Attrait du foncier comme valeur refuge

Sur les marchés productifs (terres et prés, vignes, forêts), le nombre et la surface des transactions sont en baisse par rapport à 2019. Le marché des terres et prés enregistre ainsi des transactions en baisse de 8,5%. « Les reculs sont plus marqués dans certains secteurs d’élevage, où l’on observe un manque de repreneurs, précise Loïc Jégouzo. Du côté des acquéreurs, on a un repli marqué des agriculteurs mais une progression des achats des particuliers. Cela peut traduire un attrait du foncier comme valeur refuge en cette période d’incertitude ».

Après une stabilité en 2019, le prix des terres est reparti à la hausse en 2020 (+1,3%). Selon la Safer, deux facteurs pourraient soutenir cette hausse, en influant sur le montant que les acquéreurs sont prêts à investir. Tout d’abord, la fermeture du marché liée à la crise réduit le nombre de biens proposés à la vente. Ensuite, les taux d’intérêt poursuivent leur chute, augmentant théoriquement la capacité d’emprunt des candidats à l’achat – sous réserve d’obtenir l’accord des banques, ce qui s’est révélé plus difficile en 2020.

Le prix des terres tiré par les grandes cultures

En 2020, le prix des terres et prés est en moyenne de 6 080 €/ha, avec une progression dans les zones de grandes cultures (+5,5%) et une baisse dans les zones d’élevage bovin (-1%). « L’écart entre les zones de grandes cultures et les zones d’élevage est au plus haut, il s’établit à 66% », précise Loïc Jégouzo.

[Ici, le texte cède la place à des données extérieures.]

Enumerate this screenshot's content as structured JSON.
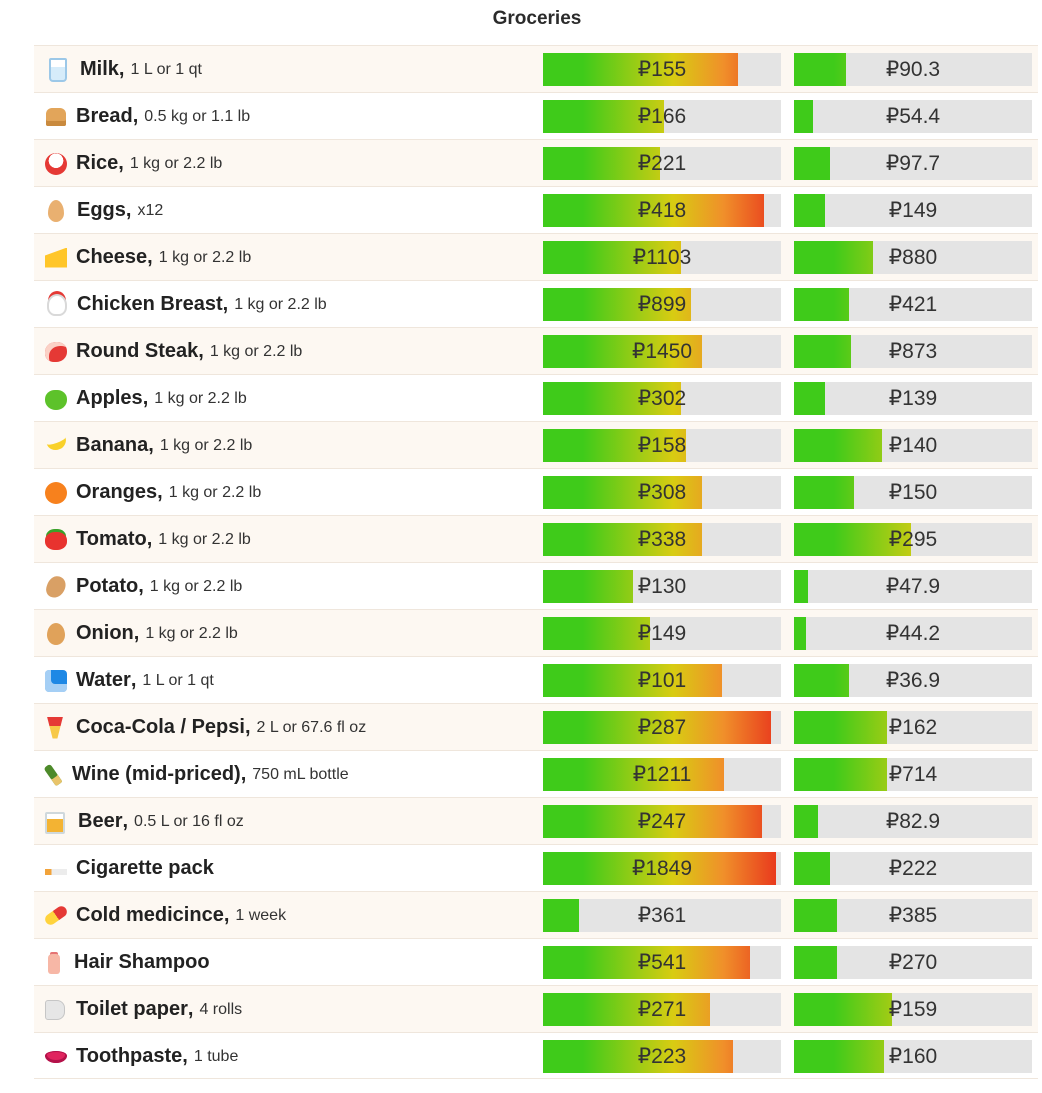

Deux grands ensembles géographiques affichent des valeurs foncières supérieures à 6 500 €/ha, voire localement à 9 000 ou 10 000 €/ha : dans le Bassin parisien, où dominent les grandes cultures et sur le pourtour méditerranéen, le Sud-Ouest et la vallée du Rhône, où les terres irrigables permettent des cultures à très forte valeur ajoutée à l’hectare et où la forte pression urbaine alimente la hausse des prix.

A l’opposé, les plus faibles valeurs restent localisées dans les zones fortement spécialisées en élevage, au premier rang desquelles la Bourgogne-Franche-Comté et les Pays de la Loire qui affichent des prix régionaux inférieurs à 4 000 €/ha.

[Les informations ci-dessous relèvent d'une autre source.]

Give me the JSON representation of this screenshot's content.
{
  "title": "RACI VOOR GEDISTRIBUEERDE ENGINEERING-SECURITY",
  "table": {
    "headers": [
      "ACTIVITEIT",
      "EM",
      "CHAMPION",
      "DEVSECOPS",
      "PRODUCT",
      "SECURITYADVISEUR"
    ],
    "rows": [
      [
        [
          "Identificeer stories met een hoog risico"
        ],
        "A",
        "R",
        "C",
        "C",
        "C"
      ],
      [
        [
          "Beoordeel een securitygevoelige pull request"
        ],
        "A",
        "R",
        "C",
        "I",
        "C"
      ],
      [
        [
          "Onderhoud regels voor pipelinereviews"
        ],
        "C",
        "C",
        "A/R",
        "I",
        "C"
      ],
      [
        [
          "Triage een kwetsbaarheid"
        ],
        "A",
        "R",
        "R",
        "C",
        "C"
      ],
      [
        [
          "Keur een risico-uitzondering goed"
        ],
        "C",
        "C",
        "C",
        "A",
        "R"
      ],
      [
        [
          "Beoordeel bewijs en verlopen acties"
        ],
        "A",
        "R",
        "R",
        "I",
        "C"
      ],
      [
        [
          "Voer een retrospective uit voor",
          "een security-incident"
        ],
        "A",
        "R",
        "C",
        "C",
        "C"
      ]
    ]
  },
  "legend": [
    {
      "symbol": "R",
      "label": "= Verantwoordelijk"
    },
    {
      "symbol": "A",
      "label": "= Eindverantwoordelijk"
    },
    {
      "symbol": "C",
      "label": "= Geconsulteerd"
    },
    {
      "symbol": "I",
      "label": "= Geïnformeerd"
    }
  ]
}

Le prix des terres louées a connu une hausse encore plus nette de 3,6%, à 4 930€/ha. La progression du prix en 2020 est alimentée par une fermeture très nette du marché loué, ainsi que d’un contexte de dynamisme de la demande, constaté dans plusieurs zones des régions nord du territoire, en particulier en Grand Est, Hauts-de-France et Normandie.

L’écart entre les zones de grandes cultures et les zones d’élevage n'a jamais été aussi grand.
Pour consulter gratuitement le prix des terres, la Safer a mis en ligne fin mars 2021 un nouveau service, Le-prix-des-terres.fr, qui permet d’accéder à la carte de France et aux informations de prix et de marché pour les terres, les vignes et les forêts.

Le prix moyen des vignes en hausse

Le marché des vignes est le plus durement touché par la crise. Le nombre de transactions est en chute de 10,9% et repasse sous son niveau de 2009, post-crise financière. Tous les bassins viticoles sont concernés. Comme sur le marché des terres et prés, « on enregistre une meilleure résistance des particuliers non-agricoles attirés par le placement foncier », indique Loïc Jégouzo.

Le prix moyen national des vignes AOP est en hausse de 1,3%, à 150 500 €/ha. Hors Champagne, la progression du prix est à la hausse à l’exception de trois vignobles : le Languedoc-Roussillon (-1,7%), le Sud-Ouest (-3,9%) et l’Alsace-Est (-14,1%). Ce dernier bassin est particulièrement impacté par la crise sanitaire et la baisse des ventes de vin, qui a fragilisé les trésoreries des exploitations et entraîné des cessations d’activité.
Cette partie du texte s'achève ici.